I ask Margaret where we can rehearse and she says the hotel has no rehearsal space.
"Where is the hotel garage?' I grumble, and we rehearse on the landing between the third and fourth levels of the garage.
As I'm about to depart, Margaret gives me a telegram. I'm to go to San Remo, Italy, to rehearse with our group there.
I board the train to Madrid at noon. I step out on the platform between cars. The air is hot, dry and filled with the fragrance of orange groves. Next, fields of golden wheat, followed by hillsides of gnarled olive trees. All this wondrous beauty is so reassuring. This is California, as it was before freeways.
San Remo rests on a bluff above the Mediterranean. Carpets of grass, vibrant flowers and palms greet the airline bus I'm on.

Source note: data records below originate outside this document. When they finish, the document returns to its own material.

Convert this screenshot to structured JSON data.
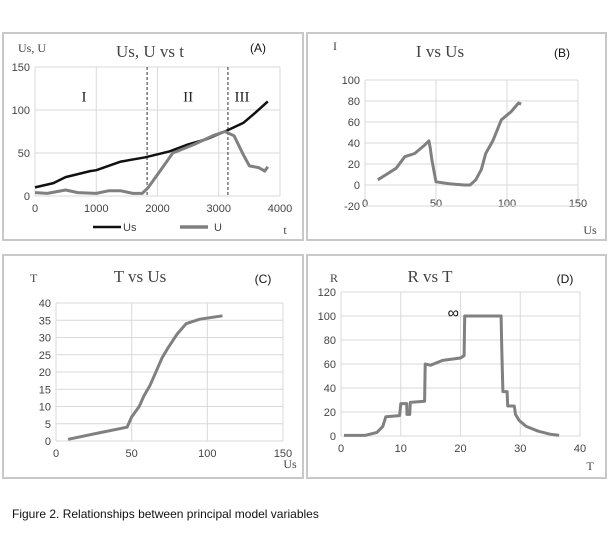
{
  "caption": "Figure 2. Relationships between principal model variables",
  "chart_data": [
    {
      "id": "A",
      "type": "line",
      "title": "Us, U vs t",
      "panel_label": "(A)",
      "xlabel": "t",
      "ylabel": "Us, U",
      "xlim": [
        0,
        4000
      ],
      "ylim": [
        0,
        150
      ],
      "xticks": [
        0,
        1000,
        2000,
        3000,
        4000
      ],
      "yticks": [
        0,
        50,
        100,
        150
      ],
      "grid": true,
      "legend": "bottom",
      "region_dividers": [
        1830,
        3150
      ],
      "regions": [
        {
          "label": "I",
          "x": 800,
          "y": 110
        },
        {
          "label": "II",
          "x": 2500,
          "y": 110
        },
        {
          "label": "III",
          "x": 3380,
          "y": 110
        }
      ],
      "series": [
        {
          "name": "Us",
          "color": "#111111",
          "points": [
            [
              0,
              10
            ],
            [
              300,
              15
            ],
            [
              500,
              22
            ],
            [
              900,
              29
            ],
            [
              1000,
              30
            ],
            [
              1400,
              40
            ],
            [
              1800,
              45
            ],
            [
              2200,
              52
            ],
            [
              2500,
              60
            ],
            [
              2800,
              66
            ],
            [
              3100,
              75
            ],
            [
              3400,
              85
            ],
            [
              3600,
              97
            ],
            [
              3800,
              110
            ]
          ]
        },
        {
          "name": "U",
          "color": "#808080",
          "points": [
            [
              0,
              4
            ],
            [
              200,
              3
            ],
            [
              500,
              7
            ],
            [
              700,
              4
            ],
            [
              1000,
              3
            ],
            [
              1200,
              6
            ],
            [
              1400,
              6
            ],
            [
              1600,
              3
            ],
            [
              1750,
              3
            ],
            [
              1850,
              10
            ],
            [
              2050,
              30
            ],
            [
              2250,
              50
            ],
            [
              2600,
              60
            ],
            [
              2900,
              70
            ],
            [
              3100,
              75
            ],
            [
              3250,
              70
            ],
            [
              3400,
              48
            ],
            [
              3500,
              35
            ],
            [
              3650,
              33
            ],
            [
              3750,
              29
            ],
            [
              3800,
              34
            ]
          ]
        }
      ]
    },
    {
      "id": "B",
      "type": "line",
      "title": "I vs Us",
      "panel_label": "(B)",
      "xlabel": "Us",
      "ylabel": "I",
      "xlim": [
        0,
        150
      ],
      "ylim": [
        -20,
        100
      ],
      "xticks": [
        0,
        50,
        100,
        150
      ],
      "yticks": [
        -20,
        0,
        20,
        40,
        60,
        80,
        100
      ],
      "grid": true,
      "series": [
        {
          "name": "I",
          "color": "#808080",
          "points": [
            [
              9,
              5
            ],
            [
              15,
              10
            ],
            [
              22,
              16
            ],
            [
              28,
              27
            ],
            [
              35,
              30
            ],
            [
              42,
              38
            ],
            [
              45,
              42
            ],
            [
              46,
              35
            ],
            [
              47,
              25
            ],
            [
              49,
              10
            ],
            [
              50,
              3
            ],
            [
              60,
              1
            ],
            [
              70,
              0
            ],
            [
              74,
              0
            ],
            [
              78,
              5
            ],
            [
              82,
              15
            ],
            [
              85,
              30
            ],
            [
              90,
              42
            ],
            [
              96,
              62
            ],
            [
              103,
              70
            ],
            [
              108,
              78
            ],
            [
              110,
              77
            ]
          ]
        }
      ]
    },
    {
      "id": "C",
      "type": "line",
      "title": "T vs Us",
      "panel_label": "(C)",
      "xlabel": "Us",
      "ylabel": "T",
      "xlim": [
        0,
        150
      ],
      "ylim": [
        0,
        40
      ],
      "xticks": [
        0,
        50,
        100,
        150
      ],
      "yticks": [
        0,
        5,
        10,
        15,
        20,
        25,
        30,
        35,
        40
      ],
      "grid": true,
      "series": [
        {
          "name": "T",
          "color": "#808080",
          "points": [
            [
              8,
              0.5
            ],
            [
              30,
              2.5
            ],
            [
              47,
              4
            ],
            [
              50,
              7
            ],
            [
              55,
              10
            ],
            [
              58,
              13
            ],
            [
              62,
              16
            ],
            [
              66,
              20
            ],
            [
              70,
              24
            ],
            [
              74,
              27
            ],
            [
              80,
              31
            ],
            [
              86,
              34
            ],
            [
              95,
              35.3
            ],
            [
              110,
              36.3
            ]
          ]
        }
      ]
    },
    {
      "id": "D",
      "type": "line",
      "title": "R vs T",
      "panel_label": "(D)",
      "xlabel": "T",
      "ylabel": "R",
      "xlim": [
        0,
        40
      ],
      "ylim": [
        0,
        120
      ],
      "xticks": [
        0,
        10,
        20,
        30,
        40
      ],
      "yticks": [
        0,
        20,
        40,
        60,
        80,
        100,
        120
      ],
      "grid": true,
      "annotation": {
        "text": "∞",
        "x": 18.8,
        "y": 100
      },
      "series": [
        {
          "name": "R",
          "color": "#808080",
          "points": [
            [
              0.5,
              0.5
            ],
            [
              4,
              0.5
            ],
            [
              6,
              3
            ],
            [
              7,
              8
            ],
            [
              7.5,
              16
            ],
            [
              9.8,
              17
            ],
            [
              10,
              27
            ],
            [
              11,
              27
            ],
            [
              11.05,
              18
            ],
            [
              11.5,
              18
            ],
            [
              11.6,
              28
            ],
            [
              14,
              29
            ],
            [
              14.1,
              60
            ],
            [
              15,
              59
            ],
            [
              17,
              63
            ],
            [
              20,
              65
            ],
            [
              20.6,
              67
            ],
            [
              20.7,
              100
            ],
            [
              26.8,
              100
            ],
            [
              26.9,
              75
            ],
            [
              27.1,
              37
            ],
            [
              27.8,
              37
            ],
            [
              27.9,
              25
            ],
            [
              29,
              25
            ],
            [
              29.2,
              18
            ],
            [
              29.8,
              13
            ],
            [
              31,
              8
            ],
            [
              33,
              4
            ],
            [
              35,
              1.5
            ],
            [
              36.5,
              0.5
            ]
          ]
        }
      ]
    }
  ]
}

Grandfatherly old de' Medici-style buildings with crumbling stucco flaunt antiquity. Clothes lines criss-cross high above the cobblestoned alleyways.

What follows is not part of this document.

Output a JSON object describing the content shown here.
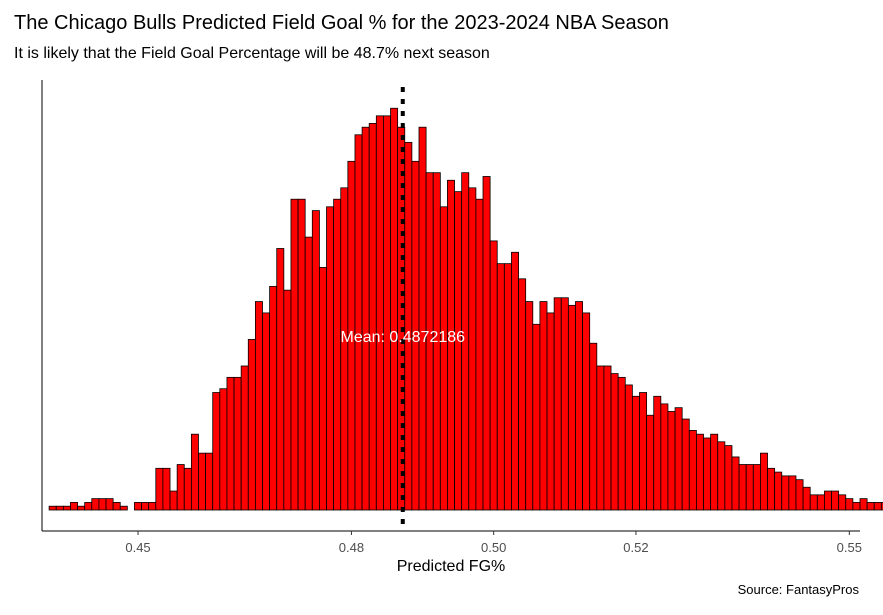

I meet with Mickey, our line captain, at the casino and see the show. The girls are "Vegas" quality, plus the casino executives love the show. Rehearsals would be redundant, so I give jazz classes.
I treat myself to a ride on the San Remo "Funivia." A cable is suspended by towers from San Remo to the top of Montenone. Passengers ride in cable cars. Within minutes, we're above fields of carnations, in full bloom, in all colors, and the aroma is consuming. Here comes that word again, all the beauty is so "reassuring."
From the top, far off to the right, is Monte Carlo and Monaco. Directly beneath us is San Remo and straight ahead is the vast Mediterranean. What a ride!
Just before leaving for home the dancers give me a set of ruby red Murano goblets to take to Orllyene. How "reassuringly" beautiful life can be at times.